Laborers abandoning their scaffolds, housewives on their shopping rounds, students, street urchins, office workers, shop assistants, ordinary onlookers, loafers, dogs too, probably, the procession caught and swept everybody along, Melchior continued with hushed excitement; having swollen to such an enormous size, the crowd seemed to lose direction and then shouts went up: "To Leipziger Strasse, to Leipziger Strasse!" which suddenly became the common will, the current shifted, and the marchers headed toward the government buildings; then two Party workers appeared in front of them, planted themselves in the middle of the still empty street, and tried pathetically, with their bodies, to hold back the angry human tide, which, by then twelve thousand strong, propelled by its own mass and volition, was spreading calmly: "Bloodshed must be avoided!" yelled one of the Party workers; "Don't go to the Western sector!" shouted the other; and the crowd, as if letting out a collective sigh, came to a momentary halt; "You're not going to shoot at us, are you?"
—words heard from the first rows, and "If you cross over, we shall!"; later, people said that only two words, "bloodshed" and "shoot," registered with the crowd and rippled through the square within seconds, and then, with the force of helpless rage they surged forward, because their own words were "bread" and "decent wages" and therefore they had to sweep the Party workers out of the way.

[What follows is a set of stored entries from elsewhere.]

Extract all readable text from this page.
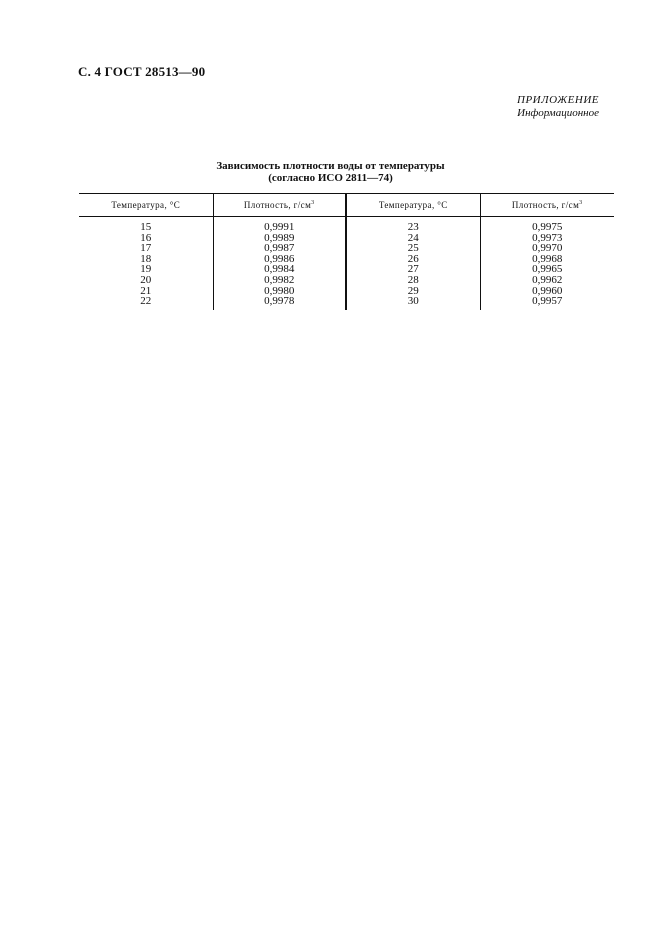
С. 4 ГОСТ 28513—90
ПРИЛОЖЕНИЕ
Информационное
Зависимость плотности воды от температуры
(согласно ИСО 2811—74)
Температура, °С	Плотность, $г/см^3$	Температура, °С	Плотность, $г/см^3$
15	0,9991	23	0,9975
16	0,9989	24	0,9973
17	0,9987	25	0,9970
18	0,9986	26	0,9968
19	0,9984	27	0,9965
20	0,9982	28	0,9962
21	0,9980	29	0,9960
22	0,9978	30	0,9957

We were holding on to the railing, hungrily taking in the spectacle from the slowly moving streetcar, and could see only the tops of people's heads, a not only unfamiliar but completely incomprehensible sight; it was warm in the big, poorly lit square, though it wasn't only the unseasonably balmy air that generated the heat but also masses of people jostling, swirling, trampling on bits of newspaper and torn leaflets, coming from all directions in pairs or in packed, endless columns, singly or in groups, shouting slogans, waving flags, walking every which way, giving the impression of being in complete chaos and at cross purposes, yet the various clustering and dispersing groups seemed to hinder no one, but on the contrary, as if unafraid of colliding with or being impeded by anyone, people proceeded confidently, even at a leisurely pace, to their goal, a whole city having poured out of its houses, factories, restaurants, schools, and offices; here and there you could see policemen standing at the edge of the sidewalk, quite far apart from one another, looking listless and indifferent but mostly helpless and superfluous, for they wouldn't have known what to do with the flood of people streaming through the freshly opened cracks and probably didn't intend to do anything, which created the strange impression that contradictory goals and intentions are permissive toward one another because in them (or above them) is a guiding principle more powerful than any single one of them, an invisible force unifying everything, just as all the shouting and singing, all the jubilantly chanted slogans and jingles ferociously belted out, all the tapping, pounding, shuffling of thousands of feet turned into one wild yet cheerful rumble, as light as the fine edge of the warm evening mist, though even in the impersonal, uniform hum of the huge mass, in its evenly rising and falling sounds, one could distinguish isolated participants who did not want to be part of anything, who simply stared from the sidelines, considering it their mission to be mere observers, or those who hadn't decided whether to join in or hurry on silently and unobtrusively with their strictly personal business, laden with packages and shopping bags, fumbling with curious, restless children who had to be dragged out of harm's way.